Does our United States Constitution allow for government health care? Many people are carelessly --or disingenuously-- using the phrase “promote the general welfare” to justify confiscating taxpayers’ hard-earned money, while claiming that opponents of government takeover of health care are greedy or uncompassionate. If the authors of the Constitution intended to collect taxes for health care, it’s odd that this was not undertaken by the first five Presidents, who were all considered Founding Fathers. It’s odd that Benjamin Franklin, who helped found the first hospital on this side of the Atlantic and was one of its primary fundraisers, did not advocate using federal tax dollars for health care. Our third president, Thomas Jefferson had this to say about the general welfare clause: “...Congress has not unlimited powers to provide for the general welfare, but were to those specially enumerated and that, as it was never meant they should raise money for purposes which the enumeration did not place under their action,...consequently that the specification of powers is a limitation of the purposes for which they may raise money.” (letter from Thomas Jefferson to Albert Gallatin, June 16, 1817, 30 years after the signing of the Constitution.) Our fourth president James Madison, the “Father of the Constitution,” wrote in a letter to Edmund Pendleton in 1792, “If Congress can do whatever in their discretion can be done for money, and will promote the general welfare, the government is no longer a limited one, possessing enumerated powers...”

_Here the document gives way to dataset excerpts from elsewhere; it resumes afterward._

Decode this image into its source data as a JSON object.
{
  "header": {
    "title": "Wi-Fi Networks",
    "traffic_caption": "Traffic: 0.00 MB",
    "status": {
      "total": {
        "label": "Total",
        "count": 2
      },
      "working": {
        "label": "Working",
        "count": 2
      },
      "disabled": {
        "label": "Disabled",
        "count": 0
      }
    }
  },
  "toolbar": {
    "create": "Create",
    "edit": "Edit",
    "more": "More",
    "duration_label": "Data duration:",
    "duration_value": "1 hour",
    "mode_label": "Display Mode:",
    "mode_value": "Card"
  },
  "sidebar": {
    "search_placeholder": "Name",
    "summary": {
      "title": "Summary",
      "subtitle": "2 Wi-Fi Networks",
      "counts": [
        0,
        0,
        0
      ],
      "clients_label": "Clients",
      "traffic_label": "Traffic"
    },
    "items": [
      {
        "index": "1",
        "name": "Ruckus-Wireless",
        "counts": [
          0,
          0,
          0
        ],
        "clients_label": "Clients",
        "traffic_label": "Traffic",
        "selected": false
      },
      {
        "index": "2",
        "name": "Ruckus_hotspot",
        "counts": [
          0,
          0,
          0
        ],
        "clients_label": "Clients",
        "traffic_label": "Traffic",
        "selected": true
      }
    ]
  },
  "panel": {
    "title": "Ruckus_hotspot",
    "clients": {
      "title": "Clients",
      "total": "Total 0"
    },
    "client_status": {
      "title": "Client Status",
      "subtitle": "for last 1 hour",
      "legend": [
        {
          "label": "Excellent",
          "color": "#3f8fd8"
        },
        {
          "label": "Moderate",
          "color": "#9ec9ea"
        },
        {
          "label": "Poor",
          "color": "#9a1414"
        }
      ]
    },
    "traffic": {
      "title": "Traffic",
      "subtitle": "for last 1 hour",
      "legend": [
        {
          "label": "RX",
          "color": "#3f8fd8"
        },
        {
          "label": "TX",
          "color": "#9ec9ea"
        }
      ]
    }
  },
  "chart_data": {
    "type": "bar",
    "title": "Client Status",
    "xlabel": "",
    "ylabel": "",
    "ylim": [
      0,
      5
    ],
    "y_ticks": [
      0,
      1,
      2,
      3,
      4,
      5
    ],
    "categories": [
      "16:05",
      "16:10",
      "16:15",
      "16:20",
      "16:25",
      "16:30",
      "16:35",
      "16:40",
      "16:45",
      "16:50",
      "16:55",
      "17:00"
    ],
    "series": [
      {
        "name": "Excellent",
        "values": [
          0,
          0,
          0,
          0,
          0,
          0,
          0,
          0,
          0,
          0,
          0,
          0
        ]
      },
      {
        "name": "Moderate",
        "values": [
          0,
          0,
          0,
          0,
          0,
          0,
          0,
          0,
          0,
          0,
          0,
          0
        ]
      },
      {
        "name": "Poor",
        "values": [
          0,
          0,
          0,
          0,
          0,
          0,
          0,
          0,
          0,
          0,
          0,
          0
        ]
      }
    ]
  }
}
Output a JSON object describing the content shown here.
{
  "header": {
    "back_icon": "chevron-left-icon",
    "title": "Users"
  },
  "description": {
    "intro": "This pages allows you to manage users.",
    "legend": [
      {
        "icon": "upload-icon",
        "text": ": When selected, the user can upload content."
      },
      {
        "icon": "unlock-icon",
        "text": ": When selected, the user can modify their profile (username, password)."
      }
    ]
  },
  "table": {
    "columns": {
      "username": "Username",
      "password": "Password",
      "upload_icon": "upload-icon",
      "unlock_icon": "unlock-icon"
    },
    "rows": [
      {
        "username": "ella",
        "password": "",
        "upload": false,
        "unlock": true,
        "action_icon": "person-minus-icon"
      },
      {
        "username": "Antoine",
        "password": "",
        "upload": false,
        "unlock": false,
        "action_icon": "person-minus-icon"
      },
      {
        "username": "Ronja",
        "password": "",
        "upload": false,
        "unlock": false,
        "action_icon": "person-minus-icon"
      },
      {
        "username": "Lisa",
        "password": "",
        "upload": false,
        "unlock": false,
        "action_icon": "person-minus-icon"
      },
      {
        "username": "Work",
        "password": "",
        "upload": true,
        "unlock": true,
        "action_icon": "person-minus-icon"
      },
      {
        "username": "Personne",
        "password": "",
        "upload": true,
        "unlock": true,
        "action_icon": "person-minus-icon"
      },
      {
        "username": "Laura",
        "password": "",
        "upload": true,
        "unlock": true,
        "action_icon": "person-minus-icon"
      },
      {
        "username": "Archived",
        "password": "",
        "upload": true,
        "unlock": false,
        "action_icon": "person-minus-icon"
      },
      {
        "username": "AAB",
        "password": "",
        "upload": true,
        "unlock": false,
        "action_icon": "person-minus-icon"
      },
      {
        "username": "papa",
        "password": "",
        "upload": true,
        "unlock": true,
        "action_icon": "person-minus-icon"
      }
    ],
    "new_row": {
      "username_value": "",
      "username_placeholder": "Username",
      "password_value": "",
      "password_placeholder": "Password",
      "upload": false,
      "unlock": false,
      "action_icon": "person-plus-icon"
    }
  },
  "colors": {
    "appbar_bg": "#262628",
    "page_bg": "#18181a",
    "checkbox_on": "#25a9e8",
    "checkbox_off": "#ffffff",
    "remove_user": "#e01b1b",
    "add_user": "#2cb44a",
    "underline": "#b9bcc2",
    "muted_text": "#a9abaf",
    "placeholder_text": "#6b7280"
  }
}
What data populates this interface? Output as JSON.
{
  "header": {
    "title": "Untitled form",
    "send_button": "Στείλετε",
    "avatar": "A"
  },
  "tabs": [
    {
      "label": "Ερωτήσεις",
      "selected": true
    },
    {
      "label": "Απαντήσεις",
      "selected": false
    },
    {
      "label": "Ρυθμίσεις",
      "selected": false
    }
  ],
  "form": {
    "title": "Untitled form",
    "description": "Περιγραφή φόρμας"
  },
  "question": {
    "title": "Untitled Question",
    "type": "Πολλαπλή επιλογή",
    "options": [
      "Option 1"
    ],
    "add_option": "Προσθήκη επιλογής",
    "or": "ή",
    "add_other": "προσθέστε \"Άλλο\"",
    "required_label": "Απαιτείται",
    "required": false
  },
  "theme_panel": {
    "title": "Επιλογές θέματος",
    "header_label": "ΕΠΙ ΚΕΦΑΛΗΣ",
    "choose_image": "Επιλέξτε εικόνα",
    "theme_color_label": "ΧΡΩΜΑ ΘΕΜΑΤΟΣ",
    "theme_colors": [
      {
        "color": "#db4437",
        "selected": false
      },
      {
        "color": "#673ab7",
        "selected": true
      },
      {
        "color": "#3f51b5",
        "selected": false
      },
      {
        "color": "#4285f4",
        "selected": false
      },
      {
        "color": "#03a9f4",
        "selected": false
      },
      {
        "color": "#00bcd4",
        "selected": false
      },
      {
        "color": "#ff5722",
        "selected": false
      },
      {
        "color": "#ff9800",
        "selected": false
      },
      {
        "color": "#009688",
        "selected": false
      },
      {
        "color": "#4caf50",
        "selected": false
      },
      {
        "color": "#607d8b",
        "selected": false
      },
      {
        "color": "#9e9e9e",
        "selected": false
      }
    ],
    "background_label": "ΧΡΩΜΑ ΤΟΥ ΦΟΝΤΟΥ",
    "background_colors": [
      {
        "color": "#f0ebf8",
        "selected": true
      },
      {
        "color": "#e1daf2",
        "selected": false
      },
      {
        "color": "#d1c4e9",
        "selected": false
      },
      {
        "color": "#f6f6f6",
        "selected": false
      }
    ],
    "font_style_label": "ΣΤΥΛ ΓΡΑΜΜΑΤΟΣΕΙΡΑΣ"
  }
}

So what are these “enumerated powers”? What does our Constitution say is the US government’s job? Army. Navy. Immigration laws. Regulation of international trade. Protection against pirates. And only about fifteen other jobs, listed in Article I, Section 8. Then, just to make certain that there was no confusion, the 10th Amendment states, “The powers not delegated to the United States by the Constitution, nor prohibited by it to the states, are reserved to the states respectively or to the people.” That’s us. We the People. Government works best when its closest to the people it represents. Nationalized health care puts medical decisions in the hands of bureacrats in DC, moving power from the people directly to the executive branch who will appoint said bureacrats.
According to Lenin, socialism is a transitional stage between capitalism and communism. Reagan warned in the 1960’s that socialized government health care would allow socialism to gain a foothold; find the Youtube clip under “Reagan health care.” And then reread your Constitution. It’s time to remember that ours is a constitutionally-limited government of the people, by the people, and for the people. If general welfare is provided, rather than promoted, we might well be asked to provide subsidized cabbage, heat, and clothing for all. It’s been done. But mountains of cheap cabbage in the streets of China stink; Mao suits are ugly and oppressive, and so is socialism. Thanks, but no thanks; however well-intentioned ‘progressives’ may be, we the people prefer liberty.